Professor Kimberly O'Leary features Cooley Professors on Gen Jones Podcast
Professor Emeritus Kimberly O'Leary is spending her retirement traveling around the world with her husband, Paul. While traveling, Professor O'Leary has launched an oral history project called The Gen Jones Chronicles.
Generation Jones is a cohort of people born between 1954 and 1964. Once folded in the the Baby Boomer generation, analysts have determined this group is its own generation. O'Leary was born in 1958, and is part of Generation Jones. She feels that Gen Jones stories have not been told in popular culture, so she's set out to change that.
O'Leary has interviewed an eclectic group of Jonesers for a fifteen-episode podcast which she launched in early September. The interviews are with people she knows and people she has met on her travels. Many of them have ties to Cooley Law School. In this first season, she shares 15 episodes - each consisting of an interview with a different person.
Three of the interviews are with Cooley Law School professors Mable Martin-Scott, Mark Dotson, and Tonya Krause Phelan.
Professor Martin-Scott's interview - the fourth episode - published on her Spotify channel on October 1, 2023. In addition to the Cooley professors, O'Leary interviews people she worked with as part of Cooley's "Down Under" foreign study program in Australia and New Zealand, and other people she has met in her travels.
O'Leary is already making plans for a second season, and has tentatively scheduled interviews with people in Japan and Fiji, as well as the United States. She has also created a place on her website for people to submit their own stories if they choose.

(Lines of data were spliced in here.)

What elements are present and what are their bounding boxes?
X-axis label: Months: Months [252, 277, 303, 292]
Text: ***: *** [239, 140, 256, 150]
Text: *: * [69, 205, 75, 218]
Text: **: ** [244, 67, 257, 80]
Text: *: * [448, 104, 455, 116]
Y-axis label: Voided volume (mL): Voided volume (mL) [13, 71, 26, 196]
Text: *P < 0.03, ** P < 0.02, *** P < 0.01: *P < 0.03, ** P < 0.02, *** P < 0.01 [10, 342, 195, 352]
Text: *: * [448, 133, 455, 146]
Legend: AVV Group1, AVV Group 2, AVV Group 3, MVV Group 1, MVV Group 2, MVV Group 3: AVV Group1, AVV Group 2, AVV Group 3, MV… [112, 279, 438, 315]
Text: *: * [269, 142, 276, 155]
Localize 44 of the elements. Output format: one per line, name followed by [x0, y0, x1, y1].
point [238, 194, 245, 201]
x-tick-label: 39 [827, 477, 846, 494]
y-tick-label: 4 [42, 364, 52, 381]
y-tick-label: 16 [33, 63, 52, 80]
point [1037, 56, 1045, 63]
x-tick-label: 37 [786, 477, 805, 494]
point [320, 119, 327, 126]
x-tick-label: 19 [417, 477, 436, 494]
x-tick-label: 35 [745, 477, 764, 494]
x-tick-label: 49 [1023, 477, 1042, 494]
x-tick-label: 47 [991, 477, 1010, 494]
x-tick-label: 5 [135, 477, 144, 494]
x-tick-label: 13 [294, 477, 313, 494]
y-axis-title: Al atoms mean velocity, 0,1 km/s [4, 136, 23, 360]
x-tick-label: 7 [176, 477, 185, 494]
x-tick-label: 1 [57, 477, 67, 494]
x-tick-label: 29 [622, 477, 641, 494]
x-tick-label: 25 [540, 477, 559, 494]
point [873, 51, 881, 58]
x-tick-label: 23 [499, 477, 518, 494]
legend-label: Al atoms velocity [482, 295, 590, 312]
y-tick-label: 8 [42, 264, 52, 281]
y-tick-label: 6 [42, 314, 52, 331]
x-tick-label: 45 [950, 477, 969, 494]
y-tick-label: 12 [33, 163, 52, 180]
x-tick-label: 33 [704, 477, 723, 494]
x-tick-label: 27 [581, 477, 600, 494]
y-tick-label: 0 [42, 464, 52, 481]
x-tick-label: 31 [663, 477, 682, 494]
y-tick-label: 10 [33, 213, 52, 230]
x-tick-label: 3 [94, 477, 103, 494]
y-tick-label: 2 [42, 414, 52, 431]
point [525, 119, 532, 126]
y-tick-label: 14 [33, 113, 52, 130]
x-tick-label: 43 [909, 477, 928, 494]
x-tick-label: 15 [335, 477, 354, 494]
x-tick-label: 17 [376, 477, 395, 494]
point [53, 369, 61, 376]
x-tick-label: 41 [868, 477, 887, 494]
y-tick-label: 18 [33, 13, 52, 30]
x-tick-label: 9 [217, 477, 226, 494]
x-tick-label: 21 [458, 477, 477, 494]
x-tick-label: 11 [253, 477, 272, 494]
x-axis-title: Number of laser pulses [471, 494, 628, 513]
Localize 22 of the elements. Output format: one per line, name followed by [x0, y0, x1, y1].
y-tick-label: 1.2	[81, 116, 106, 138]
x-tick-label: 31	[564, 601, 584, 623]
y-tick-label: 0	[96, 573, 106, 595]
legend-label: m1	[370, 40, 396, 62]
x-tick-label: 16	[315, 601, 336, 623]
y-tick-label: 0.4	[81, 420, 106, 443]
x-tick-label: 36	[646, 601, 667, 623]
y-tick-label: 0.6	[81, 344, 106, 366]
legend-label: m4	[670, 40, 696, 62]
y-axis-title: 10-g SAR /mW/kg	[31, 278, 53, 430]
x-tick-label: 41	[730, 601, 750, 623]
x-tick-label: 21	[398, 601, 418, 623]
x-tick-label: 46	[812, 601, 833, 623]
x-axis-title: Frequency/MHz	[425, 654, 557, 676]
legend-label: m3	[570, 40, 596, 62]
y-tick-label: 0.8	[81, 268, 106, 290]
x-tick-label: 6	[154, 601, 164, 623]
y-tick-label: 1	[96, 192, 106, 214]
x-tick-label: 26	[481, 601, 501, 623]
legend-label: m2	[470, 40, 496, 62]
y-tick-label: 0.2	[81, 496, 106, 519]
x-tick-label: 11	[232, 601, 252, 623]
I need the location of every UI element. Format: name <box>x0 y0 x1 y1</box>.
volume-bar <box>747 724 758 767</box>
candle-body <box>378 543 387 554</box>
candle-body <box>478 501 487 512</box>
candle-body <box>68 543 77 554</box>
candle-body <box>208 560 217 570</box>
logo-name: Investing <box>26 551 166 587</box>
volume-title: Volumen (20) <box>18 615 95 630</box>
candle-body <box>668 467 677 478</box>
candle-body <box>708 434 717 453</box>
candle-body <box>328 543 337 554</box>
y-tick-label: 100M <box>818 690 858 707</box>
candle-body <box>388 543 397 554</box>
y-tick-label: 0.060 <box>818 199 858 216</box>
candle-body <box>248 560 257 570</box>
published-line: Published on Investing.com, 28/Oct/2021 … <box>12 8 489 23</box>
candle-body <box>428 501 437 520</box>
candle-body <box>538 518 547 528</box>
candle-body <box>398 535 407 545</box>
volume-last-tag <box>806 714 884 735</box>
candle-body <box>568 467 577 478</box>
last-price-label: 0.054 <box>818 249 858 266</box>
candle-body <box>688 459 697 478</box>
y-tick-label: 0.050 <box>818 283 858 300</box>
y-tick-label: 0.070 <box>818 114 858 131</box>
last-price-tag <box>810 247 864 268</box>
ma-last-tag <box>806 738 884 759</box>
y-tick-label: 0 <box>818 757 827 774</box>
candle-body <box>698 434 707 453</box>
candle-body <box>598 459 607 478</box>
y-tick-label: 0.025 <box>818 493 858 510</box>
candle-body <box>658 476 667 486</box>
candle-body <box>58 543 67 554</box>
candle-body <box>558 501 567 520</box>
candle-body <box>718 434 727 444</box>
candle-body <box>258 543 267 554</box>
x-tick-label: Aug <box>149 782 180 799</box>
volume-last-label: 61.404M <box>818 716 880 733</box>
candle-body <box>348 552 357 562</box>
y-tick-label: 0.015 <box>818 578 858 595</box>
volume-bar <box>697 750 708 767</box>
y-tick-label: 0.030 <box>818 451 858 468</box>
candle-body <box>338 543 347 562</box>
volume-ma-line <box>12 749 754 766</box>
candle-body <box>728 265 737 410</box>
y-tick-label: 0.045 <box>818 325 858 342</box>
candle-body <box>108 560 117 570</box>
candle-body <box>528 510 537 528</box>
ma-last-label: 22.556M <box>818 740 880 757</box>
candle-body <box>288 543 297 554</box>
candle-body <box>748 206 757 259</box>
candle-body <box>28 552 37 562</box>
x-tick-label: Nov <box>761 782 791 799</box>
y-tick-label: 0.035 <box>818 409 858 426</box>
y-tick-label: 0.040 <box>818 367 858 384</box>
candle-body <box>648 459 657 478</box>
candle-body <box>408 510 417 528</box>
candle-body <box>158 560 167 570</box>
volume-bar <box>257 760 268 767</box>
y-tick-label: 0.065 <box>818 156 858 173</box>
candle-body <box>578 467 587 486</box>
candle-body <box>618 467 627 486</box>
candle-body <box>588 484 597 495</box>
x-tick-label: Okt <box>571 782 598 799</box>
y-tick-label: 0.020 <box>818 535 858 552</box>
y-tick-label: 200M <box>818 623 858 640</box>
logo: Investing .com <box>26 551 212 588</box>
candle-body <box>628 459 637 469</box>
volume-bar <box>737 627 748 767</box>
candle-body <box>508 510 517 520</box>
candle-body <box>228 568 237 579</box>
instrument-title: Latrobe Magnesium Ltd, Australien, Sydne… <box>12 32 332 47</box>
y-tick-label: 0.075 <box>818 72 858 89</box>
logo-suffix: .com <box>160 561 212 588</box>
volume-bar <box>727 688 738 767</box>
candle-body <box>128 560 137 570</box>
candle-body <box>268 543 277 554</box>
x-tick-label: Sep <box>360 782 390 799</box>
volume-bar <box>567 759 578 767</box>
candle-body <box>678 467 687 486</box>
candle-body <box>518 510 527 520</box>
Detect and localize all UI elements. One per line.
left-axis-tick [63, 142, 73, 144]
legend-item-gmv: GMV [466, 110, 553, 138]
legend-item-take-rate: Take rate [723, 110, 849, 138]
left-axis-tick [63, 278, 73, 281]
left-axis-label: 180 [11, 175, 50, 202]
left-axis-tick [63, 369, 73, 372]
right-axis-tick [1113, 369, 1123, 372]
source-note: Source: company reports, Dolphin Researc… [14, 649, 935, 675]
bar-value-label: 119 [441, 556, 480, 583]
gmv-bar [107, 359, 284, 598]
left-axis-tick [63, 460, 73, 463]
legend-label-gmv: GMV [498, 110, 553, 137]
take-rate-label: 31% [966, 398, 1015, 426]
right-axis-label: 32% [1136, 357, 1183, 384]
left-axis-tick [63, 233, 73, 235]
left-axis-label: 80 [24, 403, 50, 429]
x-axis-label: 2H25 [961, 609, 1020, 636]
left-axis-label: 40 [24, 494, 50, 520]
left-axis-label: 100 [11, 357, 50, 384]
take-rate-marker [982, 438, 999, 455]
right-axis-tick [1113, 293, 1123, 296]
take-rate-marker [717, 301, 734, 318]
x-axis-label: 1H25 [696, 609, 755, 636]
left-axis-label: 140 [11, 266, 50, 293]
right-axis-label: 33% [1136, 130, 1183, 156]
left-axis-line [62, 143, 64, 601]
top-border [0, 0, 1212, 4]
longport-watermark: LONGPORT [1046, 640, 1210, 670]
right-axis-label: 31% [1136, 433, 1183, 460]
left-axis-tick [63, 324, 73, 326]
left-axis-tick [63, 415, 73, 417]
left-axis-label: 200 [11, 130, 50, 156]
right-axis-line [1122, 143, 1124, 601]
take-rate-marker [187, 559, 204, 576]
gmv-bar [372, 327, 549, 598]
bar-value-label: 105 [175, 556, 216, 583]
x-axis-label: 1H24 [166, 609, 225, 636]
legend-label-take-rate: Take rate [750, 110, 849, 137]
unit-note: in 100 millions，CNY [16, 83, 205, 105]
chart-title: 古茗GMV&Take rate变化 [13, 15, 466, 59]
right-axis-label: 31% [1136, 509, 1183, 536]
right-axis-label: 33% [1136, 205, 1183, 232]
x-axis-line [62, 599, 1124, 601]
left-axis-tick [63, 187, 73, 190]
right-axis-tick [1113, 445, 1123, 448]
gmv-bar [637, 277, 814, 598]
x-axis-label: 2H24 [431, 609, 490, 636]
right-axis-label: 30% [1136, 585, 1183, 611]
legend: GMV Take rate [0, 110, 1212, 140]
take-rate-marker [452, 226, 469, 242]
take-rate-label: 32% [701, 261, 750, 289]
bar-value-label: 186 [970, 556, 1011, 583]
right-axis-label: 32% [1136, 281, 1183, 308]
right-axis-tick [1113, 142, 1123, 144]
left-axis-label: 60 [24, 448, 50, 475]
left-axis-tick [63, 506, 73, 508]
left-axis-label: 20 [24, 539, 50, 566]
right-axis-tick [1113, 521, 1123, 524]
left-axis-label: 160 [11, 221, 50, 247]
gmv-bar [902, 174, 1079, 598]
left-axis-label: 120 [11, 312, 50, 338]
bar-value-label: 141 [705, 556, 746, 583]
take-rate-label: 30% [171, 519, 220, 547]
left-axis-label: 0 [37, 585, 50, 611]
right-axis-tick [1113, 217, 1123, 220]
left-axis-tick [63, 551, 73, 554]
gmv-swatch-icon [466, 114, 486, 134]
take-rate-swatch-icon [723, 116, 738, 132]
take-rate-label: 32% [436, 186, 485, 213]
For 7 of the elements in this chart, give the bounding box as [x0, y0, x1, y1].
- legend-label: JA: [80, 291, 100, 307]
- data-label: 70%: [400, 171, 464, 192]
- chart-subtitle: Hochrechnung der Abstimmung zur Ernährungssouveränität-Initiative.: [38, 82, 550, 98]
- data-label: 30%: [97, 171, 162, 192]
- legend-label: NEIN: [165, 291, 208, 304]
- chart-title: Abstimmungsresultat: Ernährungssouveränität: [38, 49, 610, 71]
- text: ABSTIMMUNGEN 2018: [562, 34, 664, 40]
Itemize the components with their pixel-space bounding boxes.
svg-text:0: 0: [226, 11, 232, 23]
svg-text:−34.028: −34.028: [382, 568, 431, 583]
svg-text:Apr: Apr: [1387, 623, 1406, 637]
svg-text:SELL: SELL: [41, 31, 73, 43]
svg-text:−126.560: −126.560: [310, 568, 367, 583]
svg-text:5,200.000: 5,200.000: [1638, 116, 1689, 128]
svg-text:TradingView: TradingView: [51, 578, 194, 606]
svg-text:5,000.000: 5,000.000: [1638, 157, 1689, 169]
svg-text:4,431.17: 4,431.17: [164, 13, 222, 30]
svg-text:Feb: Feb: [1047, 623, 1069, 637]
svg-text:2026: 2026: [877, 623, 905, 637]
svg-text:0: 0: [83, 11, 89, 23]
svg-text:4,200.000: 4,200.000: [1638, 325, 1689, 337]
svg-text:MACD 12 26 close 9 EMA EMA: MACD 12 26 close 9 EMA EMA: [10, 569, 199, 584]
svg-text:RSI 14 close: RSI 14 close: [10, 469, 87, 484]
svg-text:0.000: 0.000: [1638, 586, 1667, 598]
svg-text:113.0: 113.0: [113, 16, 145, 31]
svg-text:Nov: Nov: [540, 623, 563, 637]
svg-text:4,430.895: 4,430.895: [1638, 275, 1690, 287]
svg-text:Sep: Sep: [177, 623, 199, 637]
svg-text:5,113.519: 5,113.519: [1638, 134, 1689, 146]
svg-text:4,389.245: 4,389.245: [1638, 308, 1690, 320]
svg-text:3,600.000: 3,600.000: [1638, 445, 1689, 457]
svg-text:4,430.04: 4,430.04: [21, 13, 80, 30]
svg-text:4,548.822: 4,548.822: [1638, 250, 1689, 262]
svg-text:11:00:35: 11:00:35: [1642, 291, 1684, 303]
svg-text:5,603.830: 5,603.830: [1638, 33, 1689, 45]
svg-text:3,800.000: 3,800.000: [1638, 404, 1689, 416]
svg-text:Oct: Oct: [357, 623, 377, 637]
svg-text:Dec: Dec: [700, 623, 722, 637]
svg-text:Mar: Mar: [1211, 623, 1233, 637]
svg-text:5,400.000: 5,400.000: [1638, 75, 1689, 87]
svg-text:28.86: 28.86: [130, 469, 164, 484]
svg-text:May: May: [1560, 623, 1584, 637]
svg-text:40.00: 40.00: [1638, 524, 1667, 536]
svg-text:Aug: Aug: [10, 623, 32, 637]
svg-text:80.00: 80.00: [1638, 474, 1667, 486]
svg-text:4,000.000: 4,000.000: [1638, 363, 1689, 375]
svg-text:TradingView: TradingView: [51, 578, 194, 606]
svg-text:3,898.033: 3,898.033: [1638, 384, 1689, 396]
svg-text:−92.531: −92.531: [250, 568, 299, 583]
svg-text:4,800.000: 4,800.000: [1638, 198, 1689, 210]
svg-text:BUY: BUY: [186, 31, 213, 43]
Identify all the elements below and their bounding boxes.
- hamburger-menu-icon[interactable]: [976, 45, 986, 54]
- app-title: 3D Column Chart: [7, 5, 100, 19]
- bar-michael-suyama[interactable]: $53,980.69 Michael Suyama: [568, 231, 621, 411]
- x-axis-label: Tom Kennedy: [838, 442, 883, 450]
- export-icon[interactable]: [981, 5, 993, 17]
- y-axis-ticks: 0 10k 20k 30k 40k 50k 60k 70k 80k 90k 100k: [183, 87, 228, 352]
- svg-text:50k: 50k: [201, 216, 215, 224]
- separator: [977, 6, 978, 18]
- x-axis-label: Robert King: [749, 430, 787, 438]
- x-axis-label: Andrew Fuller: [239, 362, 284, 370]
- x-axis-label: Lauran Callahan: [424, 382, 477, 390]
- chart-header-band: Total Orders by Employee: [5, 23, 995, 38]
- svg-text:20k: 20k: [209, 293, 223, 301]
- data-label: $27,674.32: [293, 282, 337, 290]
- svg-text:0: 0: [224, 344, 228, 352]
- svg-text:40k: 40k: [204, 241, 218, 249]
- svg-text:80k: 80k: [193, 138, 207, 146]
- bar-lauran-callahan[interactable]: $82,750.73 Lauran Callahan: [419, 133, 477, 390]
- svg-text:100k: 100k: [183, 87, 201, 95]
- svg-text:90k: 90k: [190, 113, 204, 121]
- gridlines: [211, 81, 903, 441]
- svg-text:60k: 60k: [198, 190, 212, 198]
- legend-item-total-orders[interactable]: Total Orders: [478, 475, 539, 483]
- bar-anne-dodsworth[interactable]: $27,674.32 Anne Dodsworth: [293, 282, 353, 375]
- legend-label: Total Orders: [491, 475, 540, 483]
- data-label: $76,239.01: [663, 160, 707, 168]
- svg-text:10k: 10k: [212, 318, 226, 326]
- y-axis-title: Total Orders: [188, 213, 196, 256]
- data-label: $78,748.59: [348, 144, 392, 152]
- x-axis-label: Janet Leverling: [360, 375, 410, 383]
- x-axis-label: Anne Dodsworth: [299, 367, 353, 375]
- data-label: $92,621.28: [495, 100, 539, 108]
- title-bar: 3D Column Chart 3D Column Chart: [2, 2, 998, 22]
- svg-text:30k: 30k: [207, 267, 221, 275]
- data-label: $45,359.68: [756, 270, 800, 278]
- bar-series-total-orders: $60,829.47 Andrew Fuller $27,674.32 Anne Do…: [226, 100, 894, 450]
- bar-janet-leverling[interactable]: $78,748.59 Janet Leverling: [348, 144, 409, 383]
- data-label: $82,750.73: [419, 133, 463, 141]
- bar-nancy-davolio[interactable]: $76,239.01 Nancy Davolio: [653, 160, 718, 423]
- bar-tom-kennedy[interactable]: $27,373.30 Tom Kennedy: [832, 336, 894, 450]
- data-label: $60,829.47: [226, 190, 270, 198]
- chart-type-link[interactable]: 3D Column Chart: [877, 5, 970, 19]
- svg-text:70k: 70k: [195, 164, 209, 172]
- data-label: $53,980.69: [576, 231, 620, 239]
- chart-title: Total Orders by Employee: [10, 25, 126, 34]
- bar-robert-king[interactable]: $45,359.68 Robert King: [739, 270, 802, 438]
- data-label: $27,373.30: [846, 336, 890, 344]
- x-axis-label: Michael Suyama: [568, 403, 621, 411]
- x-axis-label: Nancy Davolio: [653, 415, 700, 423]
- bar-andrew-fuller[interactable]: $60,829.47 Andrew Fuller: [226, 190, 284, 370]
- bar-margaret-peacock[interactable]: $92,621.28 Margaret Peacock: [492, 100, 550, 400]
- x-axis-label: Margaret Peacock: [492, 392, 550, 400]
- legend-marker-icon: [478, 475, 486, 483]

In addition to the interviews, O'Leary plans to look for possible themes related to members of Generation Jones. She is asking similar questions in each interview, searching for common threads. She has already seen some similarities.
"When Jonesers were growing up, there was no computer technology used by ordinary people, but by the time they entered the workforce, computer technology was rapidly becoming part of their life. Jonesers had to adapt quickly to this new paradigm," she said. "I'm also seeing some similarities in attitudes toward problem-solving, with Jonesers tending to be more pragmatic problem-solvers than some of the idealistic Boomers, and strong and positive relationships between Joneser parents and their own children."